体が一瞬光ったかと思うと、次の瞬間にはスーツを装着している。
「これがあなたの企みで無いことを祈ります」
舞波はそう言うとリーダー格のグレイマスクに飛び掛った。
「いかん、そいつは」阿久津が止めようと飛び出した時には遅かった。
「キャッ」
舞波は悲鳴を上げて弾き飛ばされる。
舞波の体は店のガラス窓にぶつかり、ガラスを破って外に飛び出した。
「舞波!」
ゆりなと桃子が舞波を追う様にして店の外に飛び出した。
店内ではゆりなと桃子に叩き伏せられたはずのグレイマスク達がもぞもぞと起き上がり始めていた。

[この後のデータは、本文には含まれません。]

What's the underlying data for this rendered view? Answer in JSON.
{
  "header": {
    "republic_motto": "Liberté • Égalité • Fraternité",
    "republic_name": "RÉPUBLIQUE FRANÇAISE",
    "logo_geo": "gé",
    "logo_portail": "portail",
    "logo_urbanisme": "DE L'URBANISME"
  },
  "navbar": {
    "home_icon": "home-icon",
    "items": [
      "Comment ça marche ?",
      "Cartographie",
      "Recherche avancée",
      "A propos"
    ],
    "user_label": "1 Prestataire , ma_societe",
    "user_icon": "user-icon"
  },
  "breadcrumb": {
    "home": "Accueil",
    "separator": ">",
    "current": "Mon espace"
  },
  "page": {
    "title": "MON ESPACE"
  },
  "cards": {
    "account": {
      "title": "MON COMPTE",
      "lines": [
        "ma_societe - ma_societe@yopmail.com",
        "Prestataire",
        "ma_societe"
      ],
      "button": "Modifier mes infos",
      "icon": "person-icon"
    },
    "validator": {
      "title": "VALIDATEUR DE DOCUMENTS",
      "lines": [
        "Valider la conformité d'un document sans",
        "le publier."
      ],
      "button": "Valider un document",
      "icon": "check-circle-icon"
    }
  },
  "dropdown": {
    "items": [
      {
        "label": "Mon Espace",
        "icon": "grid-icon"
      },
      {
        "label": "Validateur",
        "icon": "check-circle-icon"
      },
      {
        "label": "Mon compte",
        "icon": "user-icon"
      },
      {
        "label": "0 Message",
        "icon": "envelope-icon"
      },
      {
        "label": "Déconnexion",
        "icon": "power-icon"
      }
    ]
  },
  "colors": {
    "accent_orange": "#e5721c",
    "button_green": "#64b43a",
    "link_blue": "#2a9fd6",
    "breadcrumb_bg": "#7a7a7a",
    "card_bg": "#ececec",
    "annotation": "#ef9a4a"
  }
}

阿久津は壊れた窓の前に跳び舞波を守る様に仁王立ちになった。
合計8人のグレイマスクが指先から何かの光を放つ。
「くぅおおおおおおおおおおおおおおおおおおおおおおおおおおおおお」
阿久津の気合を入れる声とともに、阿久津の前に光の壁が現れ、グレイマスク達の放ったビームを弾く。
「ぐは」
その阿久津は突然真横に弾かれた。
リーダー格のグレイマスク。阿久津の横っぱらを打ち抜く様に拳を放っている。
「阿久津さん?」
桃子がリーダー格に向かってピンク色の光の剣を振り下ろした。
剣の根元はワイヤレスマイクだ。
斬った!!
桃子がそう確信した瞬間、グレイマスクの体が目の前から消えた。
バリン!
桃子の近くの窓ガラスが割れ、リーダー格のグレイマスクが店の外に飛び出してくる。
「このお」
桃子はピンクの剣をグレイマスクに向かって突き出すがグレイマスクの動きが速く捉えられない。
「あ、駄目」
桃子の剣が外を歩く歩行者に当たりそうになる。
桃子は剣をひっこめ、そのまま勢い良く歩道を転がる。
立ち上がって周りを見ると歩行者も車もみな静止している。
この間、小さい獣に襲われた時と同じだ。
「桃子!」
舞波とゆりなが桃子のそばに駆けつける。
「これって、私が電車で経験したのと同じだよ」
ゆりなが呟く。
「まだゲートが開いていないんですよ」
リーダー格のグレイマスクの声。
「阿久津さん」
舞波が声を上げる。
阿久津の首を後ろからグレイマスクが掴んで立っている。
阿久津の左腕からは血がしたたり落ちる。
「あなた方全員を倒して、ここのゲートを開けさせてもらいますよ」
グレイマスクは静かな声で宣言した。